25 June 2009

Going on vacation

For our 9th anniversary, Ben & I are going to Asheville for a long weekend. There will likely be pictures.

Monday I get to drive to Fayetteville for training, then after that, I can start working. Yay.

I've got 20,000 words in my novella, and the last section is sketched out. I can do this. Woo.

19 June 2009

Looking up!

I've got about 14500 words on the space opera action romance novella. I'm vaguely concerned it's not fast paced enough, since the action doesn't start until about 12000 words in. But there's romancey bits in the first half.

I got an email from the editor I submitted my supershort story to, saying it had made it past the second round and was into the final winnowing stage. I'm not sure whether to be hopeful or more nervous, because it's like, I've made it this far, then what if they reject it? I don't want to crash too hard on that, you know?

I just got a call from the staffing agency, saying work is picking up, and they can get me work down toward Fayetteville and Wilmington a couple days a week. I just get to schedule a drug test and go to an orientation (at half pay.) Pretty cool.

I'm still paying attention to the situation in Iran. I don't know if Mousavi would be a huge difference for the country (he's still a supporter of the Islamic Republic, from what I've read), but the people are protesting Ahmadinejad's re-election, and Khamenei is telling them to shut up and deal with it, Ahmadi is God's chosen. Any time a regime clings so desperately to their power, it seems to me that they're more terrified of what will happen if they let go. Also, we can't forget that American interventionism helped get where they are today, since the 1953 installation of "our" guy into power helped foment unrest that led to the 1979 Islamic Revolution.

15 June 2009

Free elections for Iran

Iran held an election late last week. Gawker (of all places) has a good recap of the events.

Record numbers of Iranians turned out to vote, and within hours of the polls' closing, the government announced that Ahmadinejad had won with 60% of the votes, while his opponent Mir Hossein Mousavi, whom most people believed was going to win, took only 30%.

Naturally, people disputed the results. Ayatollah Ali Khamenei came out and said they must support the winner, Ahmadinejad.

And the people started protesting, which turned into riots, which ended up with the Iranian Revolutionary Guard shooting at college students, whom they'd besieged in the dorms at a university in Tehran. pictures (graphic) more pictures (text in Farsi)

Mousavi and his supporters are marching in Tehran and other cities today. The UN (or was it EU?) has called for investigations into the election. Laughably, Ayatollah Khamenei has called for an investigation into the election he likely rigged.

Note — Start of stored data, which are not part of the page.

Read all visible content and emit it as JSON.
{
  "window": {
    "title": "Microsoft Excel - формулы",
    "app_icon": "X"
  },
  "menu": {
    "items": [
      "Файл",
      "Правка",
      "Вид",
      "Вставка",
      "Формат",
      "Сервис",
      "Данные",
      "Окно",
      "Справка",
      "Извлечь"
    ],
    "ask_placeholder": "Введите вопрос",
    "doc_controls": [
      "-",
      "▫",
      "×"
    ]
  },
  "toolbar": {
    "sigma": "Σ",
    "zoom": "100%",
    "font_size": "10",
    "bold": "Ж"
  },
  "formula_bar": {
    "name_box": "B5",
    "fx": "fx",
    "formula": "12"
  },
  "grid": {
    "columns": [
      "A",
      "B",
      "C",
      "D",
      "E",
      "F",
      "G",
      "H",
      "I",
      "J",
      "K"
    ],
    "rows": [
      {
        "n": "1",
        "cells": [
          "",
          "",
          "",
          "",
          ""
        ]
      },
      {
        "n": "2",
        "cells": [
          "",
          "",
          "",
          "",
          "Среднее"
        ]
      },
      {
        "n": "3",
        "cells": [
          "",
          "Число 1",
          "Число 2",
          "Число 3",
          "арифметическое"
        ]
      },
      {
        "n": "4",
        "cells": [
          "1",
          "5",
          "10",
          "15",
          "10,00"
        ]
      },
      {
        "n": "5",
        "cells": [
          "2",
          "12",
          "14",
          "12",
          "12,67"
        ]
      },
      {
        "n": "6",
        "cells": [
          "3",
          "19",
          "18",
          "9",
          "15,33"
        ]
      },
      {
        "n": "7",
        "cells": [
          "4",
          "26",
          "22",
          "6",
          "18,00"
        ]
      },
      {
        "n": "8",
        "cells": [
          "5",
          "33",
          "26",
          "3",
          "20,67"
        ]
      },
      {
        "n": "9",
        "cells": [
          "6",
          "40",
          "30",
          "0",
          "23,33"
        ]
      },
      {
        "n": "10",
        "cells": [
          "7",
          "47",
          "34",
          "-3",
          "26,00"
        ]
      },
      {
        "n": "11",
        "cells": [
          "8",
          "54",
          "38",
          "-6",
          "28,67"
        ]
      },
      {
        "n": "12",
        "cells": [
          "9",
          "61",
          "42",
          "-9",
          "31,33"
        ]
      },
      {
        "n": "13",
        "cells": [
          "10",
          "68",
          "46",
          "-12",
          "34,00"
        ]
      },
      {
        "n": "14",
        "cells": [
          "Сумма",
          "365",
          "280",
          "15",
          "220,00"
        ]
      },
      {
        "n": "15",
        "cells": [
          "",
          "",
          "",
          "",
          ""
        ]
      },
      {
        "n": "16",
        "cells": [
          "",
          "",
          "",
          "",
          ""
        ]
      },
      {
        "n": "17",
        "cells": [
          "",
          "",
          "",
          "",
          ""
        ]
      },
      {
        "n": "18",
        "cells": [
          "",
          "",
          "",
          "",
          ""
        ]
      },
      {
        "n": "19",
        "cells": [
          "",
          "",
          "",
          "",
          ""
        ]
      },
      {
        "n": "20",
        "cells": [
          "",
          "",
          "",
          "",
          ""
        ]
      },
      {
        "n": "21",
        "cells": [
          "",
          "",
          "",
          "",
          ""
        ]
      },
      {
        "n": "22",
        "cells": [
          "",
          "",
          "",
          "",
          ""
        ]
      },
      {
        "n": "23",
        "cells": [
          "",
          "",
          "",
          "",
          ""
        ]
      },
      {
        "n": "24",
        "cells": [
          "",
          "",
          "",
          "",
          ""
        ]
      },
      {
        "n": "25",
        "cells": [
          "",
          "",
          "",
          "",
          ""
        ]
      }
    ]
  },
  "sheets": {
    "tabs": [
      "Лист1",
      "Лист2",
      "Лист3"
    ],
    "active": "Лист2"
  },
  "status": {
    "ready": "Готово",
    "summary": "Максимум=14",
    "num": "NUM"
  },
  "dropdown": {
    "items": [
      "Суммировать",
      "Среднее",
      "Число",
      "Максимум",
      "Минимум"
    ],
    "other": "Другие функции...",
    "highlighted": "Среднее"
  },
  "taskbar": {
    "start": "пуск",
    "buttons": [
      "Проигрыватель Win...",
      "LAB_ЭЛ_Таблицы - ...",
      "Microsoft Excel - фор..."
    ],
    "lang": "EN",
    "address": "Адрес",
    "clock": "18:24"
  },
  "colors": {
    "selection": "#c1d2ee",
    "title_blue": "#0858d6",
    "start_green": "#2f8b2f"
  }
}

One twitter user, @persiankiwi, commented that it was just like 1979, when the revolution to overthrow the Shah happened. He was there.

The government is reportedly blocking internet access to sites like twitter, facebook, and blogs. People are sharing proxy servers so Iranians can send updates from inside. The #iranelection tag on twitter is busy. Not all reports are verifiable, of course.

I'm not qualified to comment on whether this marks the beginning of a new Iran, but I stand with the supporters of a free Iran, with real democratic elections. I support the brave men and women who are gathering to protest the oppressive regime, risking their lives.

08 June 2009

Some new projects and a new geek thing

So, since I've got all this time not working, I've got lots of time to write. It's great.

I'm working on a space opera romance novella, which I hope to get a first draft completed by the 4th of July and use the following weeks to revise and edit before sending it in.

I've got a completed alternate history short story (untitled) that I'm waiting for some commentary on before submitting it.

I'm still awaiting word on the super short I sent in back in March. Longer wait is better, right? *crosses fingers*

So aside from that, I've been geeking on Axis Powers Hetalia, which is a delightfully charming, slightly offensive take on world history, using personifications of countries as a conglomeration of their stereotypes. For example, America is overly enthusiastic and loves hamburgers and being in charge, while Japan has an excellent miniatures industry. It's in Japanese, but you can click links at the official site, or look at an English-language fan site. The artist has a blog (also in Japanese, obviously. No, I have no idea what's going on.)